Моралист минувших времен сказал бы много прекрасных слов об этом контрасте, о страданиях, тщательно спрятанных под роскошью.
Наступил полдень, эспланада опустела, и я возвращаюсь на борт «Милого друга», где меня ждет неприхотливый завтрак; подвязав белый фартук, Раймон обжаривает на сковородке ломтики картофеля.

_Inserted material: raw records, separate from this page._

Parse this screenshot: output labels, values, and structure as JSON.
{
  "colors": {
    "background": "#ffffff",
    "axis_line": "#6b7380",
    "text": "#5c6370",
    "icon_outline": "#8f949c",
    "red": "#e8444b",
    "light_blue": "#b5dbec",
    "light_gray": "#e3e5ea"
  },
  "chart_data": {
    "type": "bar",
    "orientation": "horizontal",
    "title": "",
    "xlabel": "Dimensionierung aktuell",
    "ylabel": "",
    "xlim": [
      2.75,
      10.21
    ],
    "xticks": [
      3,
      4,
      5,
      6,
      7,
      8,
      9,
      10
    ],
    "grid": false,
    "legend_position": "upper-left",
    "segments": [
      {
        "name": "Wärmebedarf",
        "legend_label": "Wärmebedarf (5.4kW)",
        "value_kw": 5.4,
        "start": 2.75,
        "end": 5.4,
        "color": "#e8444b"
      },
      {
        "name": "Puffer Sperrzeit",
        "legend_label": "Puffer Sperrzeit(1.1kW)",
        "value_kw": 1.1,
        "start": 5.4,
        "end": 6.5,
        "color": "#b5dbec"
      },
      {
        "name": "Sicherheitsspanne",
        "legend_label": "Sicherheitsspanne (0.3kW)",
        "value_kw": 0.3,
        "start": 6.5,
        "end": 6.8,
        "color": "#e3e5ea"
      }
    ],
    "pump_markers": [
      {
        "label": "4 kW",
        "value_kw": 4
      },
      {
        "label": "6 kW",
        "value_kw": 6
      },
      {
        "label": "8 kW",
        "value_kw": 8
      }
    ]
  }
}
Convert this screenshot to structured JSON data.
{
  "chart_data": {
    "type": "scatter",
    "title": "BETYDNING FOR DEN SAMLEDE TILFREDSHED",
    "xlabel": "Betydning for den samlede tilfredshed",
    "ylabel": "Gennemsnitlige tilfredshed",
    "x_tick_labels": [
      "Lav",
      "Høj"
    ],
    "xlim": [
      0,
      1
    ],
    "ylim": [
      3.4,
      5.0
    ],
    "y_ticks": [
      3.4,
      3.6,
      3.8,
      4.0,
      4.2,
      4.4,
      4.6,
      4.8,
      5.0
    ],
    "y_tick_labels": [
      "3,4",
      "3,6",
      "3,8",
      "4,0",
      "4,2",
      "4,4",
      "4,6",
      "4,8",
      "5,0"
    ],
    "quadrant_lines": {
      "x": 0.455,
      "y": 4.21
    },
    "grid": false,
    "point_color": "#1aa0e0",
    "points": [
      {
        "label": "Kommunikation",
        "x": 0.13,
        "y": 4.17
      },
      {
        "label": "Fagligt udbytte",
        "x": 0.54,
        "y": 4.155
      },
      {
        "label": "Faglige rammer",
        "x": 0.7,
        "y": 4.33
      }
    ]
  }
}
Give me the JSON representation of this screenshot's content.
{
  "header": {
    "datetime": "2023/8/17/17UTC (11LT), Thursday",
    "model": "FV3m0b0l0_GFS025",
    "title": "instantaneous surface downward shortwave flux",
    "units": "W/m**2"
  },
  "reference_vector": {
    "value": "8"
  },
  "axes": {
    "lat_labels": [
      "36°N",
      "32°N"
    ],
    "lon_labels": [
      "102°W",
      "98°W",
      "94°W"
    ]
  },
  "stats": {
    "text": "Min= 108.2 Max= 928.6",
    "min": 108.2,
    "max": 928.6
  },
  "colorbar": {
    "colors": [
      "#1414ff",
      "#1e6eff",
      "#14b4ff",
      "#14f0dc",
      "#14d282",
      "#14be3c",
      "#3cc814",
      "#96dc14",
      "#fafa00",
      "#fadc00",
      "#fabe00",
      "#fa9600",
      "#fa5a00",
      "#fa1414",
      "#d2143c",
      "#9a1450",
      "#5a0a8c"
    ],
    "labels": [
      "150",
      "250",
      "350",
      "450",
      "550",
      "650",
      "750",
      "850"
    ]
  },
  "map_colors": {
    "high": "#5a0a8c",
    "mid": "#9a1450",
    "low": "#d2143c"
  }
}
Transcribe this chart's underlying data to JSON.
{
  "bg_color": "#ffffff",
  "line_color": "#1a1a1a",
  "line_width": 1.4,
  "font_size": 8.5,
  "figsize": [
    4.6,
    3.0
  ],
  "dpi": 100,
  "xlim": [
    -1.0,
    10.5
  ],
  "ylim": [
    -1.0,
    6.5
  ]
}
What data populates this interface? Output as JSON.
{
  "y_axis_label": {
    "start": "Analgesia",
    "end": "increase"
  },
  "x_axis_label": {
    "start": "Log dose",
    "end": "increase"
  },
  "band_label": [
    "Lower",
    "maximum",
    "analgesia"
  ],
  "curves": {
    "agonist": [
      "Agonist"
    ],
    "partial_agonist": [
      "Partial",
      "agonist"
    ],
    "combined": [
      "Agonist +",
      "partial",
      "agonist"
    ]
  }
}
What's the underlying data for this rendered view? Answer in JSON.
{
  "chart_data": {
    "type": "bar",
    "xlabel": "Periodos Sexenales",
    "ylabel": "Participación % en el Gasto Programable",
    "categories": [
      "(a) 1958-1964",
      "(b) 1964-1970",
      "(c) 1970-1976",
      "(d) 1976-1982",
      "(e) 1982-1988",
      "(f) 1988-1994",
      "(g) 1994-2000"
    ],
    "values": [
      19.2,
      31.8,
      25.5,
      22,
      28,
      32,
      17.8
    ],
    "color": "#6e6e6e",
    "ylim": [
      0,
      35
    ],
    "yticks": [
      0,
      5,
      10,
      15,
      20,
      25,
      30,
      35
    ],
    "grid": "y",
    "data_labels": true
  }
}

Остаток дня я провел за чтением.
Ветер не утихал, и яхта плясала на якорях, — нам пришлось бросить и правобортовый. Качка в конце концов убаюкала меня, и я задремал. Когда Бернар вошел в каюту, чтобы зажечь свечи, было уже семь часов, и так как сильная волна мешала сойти на берег, то я пообедал на борту.
Потом я поднялся на палубу, чтобы подышать воздухом. Вокруг меня светились огоньки Канна. Нет ничего красивее прибрежного города в вечернем освещении, когда смотришь на него с моря. Слева, в старых кварталах, где дома точно карабкаются на гору, огоньки сливались со звездами; справа газовые рожки эспланады уходили вдаль, словно огромная змея, растянувшаяся на два километра.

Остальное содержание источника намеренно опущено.